Dan Clemmensen wrote:
<A bunch of "suspicions" and optimistic claims elided>
This ought to be a Ferengi Rule of Acquisition, but I don't believe it is,
yet--My old line "You can sell anything to the right sucker." :)
I consider the general engineering problems to be underestimated by you.
Feel free to prove me wrong.
> You are correct that reading scanned text or Fax on the screen is slower
> for some people,
Nearly everyone who speed-reads, AFAICT. Also, with "landscape" format and
current screen sizes, one can't take in an entire page at a glance.
> and you are correct that the problem is the display,
> not the scanner.
The problem is the system. 200 dpi is actually below the measured threshold,
but the knee starts around there. 300 dpi is adequate, as many laser printer
sales appear to confirm. Paper carries more information than a scanner can
transmit. The value of that information is not calculable by Shannon methods.

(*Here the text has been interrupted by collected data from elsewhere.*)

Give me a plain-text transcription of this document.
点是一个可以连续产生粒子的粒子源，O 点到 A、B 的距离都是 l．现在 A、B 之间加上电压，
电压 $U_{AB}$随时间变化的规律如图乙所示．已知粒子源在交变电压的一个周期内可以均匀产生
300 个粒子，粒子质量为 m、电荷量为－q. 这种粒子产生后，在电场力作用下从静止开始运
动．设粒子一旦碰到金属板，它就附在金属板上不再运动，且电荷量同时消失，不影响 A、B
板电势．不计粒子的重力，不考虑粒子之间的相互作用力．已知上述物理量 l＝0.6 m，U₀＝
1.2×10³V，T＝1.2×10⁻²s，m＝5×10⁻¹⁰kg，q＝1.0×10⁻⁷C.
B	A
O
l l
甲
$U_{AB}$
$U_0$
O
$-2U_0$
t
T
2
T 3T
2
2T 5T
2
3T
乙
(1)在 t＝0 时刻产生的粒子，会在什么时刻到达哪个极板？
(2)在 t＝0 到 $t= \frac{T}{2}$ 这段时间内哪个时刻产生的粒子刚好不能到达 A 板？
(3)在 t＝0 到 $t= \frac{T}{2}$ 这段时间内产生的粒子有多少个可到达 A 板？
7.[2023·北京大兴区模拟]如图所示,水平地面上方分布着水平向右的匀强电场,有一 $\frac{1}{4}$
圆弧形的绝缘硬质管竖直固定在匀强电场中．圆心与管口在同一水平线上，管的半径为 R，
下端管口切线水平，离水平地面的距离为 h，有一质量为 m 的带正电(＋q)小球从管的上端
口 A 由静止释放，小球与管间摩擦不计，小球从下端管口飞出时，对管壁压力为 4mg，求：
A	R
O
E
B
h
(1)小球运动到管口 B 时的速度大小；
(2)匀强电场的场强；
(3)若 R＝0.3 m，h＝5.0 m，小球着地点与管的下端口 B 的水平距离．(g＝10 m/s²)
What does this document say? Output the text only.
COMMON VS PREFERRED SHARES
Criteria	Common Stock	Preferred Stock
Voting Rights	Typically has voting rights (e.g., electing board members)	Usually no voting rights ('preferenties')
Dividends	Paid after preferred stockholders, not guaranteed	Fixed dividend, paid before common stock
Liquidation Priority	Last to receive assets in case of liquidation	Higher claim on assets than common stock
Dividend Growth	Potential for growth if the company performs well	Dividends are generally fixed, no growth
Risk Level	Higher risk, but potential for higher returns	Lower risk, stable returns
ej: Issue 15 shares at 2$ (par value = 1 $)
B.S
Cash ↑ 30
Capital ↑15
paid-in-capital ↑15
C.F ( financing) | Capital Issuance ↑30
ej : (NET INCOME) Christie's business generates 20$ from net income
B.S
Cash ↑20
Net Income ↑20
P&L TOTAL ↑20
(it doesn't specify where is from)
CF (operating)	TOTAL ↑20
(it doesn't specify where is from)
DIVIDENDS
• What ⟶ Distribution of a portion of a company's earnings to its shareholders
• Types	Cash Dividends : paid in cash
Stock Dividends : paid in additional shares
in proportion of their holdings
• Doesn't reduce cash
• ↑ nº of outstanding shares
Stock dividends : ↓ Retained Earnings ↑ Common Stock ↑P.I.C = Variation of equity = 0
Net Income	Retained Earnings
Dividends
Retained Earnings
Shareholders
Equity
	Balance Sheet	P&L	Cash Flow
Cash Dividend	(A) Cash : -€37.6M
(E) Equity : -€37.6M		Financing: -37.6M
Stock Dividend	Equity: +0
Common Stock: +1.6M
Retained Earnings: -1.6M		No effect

> Since the images are static, a display optimized for
> resolution at the expense of frame rate would be ideal. Is anybody
> doing this?
Yes. Xerox PARC and MIT Media Lab, both already named in this thread.
For a survey, check out http://www.sciam.com/2001/1101issue/1101ditlea.html
from the reviled SciAm. Building a single double-buffered full page (rather than a
journal of pages) with either of the technologies mentioned is eminently doable.
Whether I'll like the result is another matter. But see my old saying above.
Mike
-- My moronic mnemonic for smart behavior: "DICKS" == diplomacy, integrity, courage, kindness, skepticism.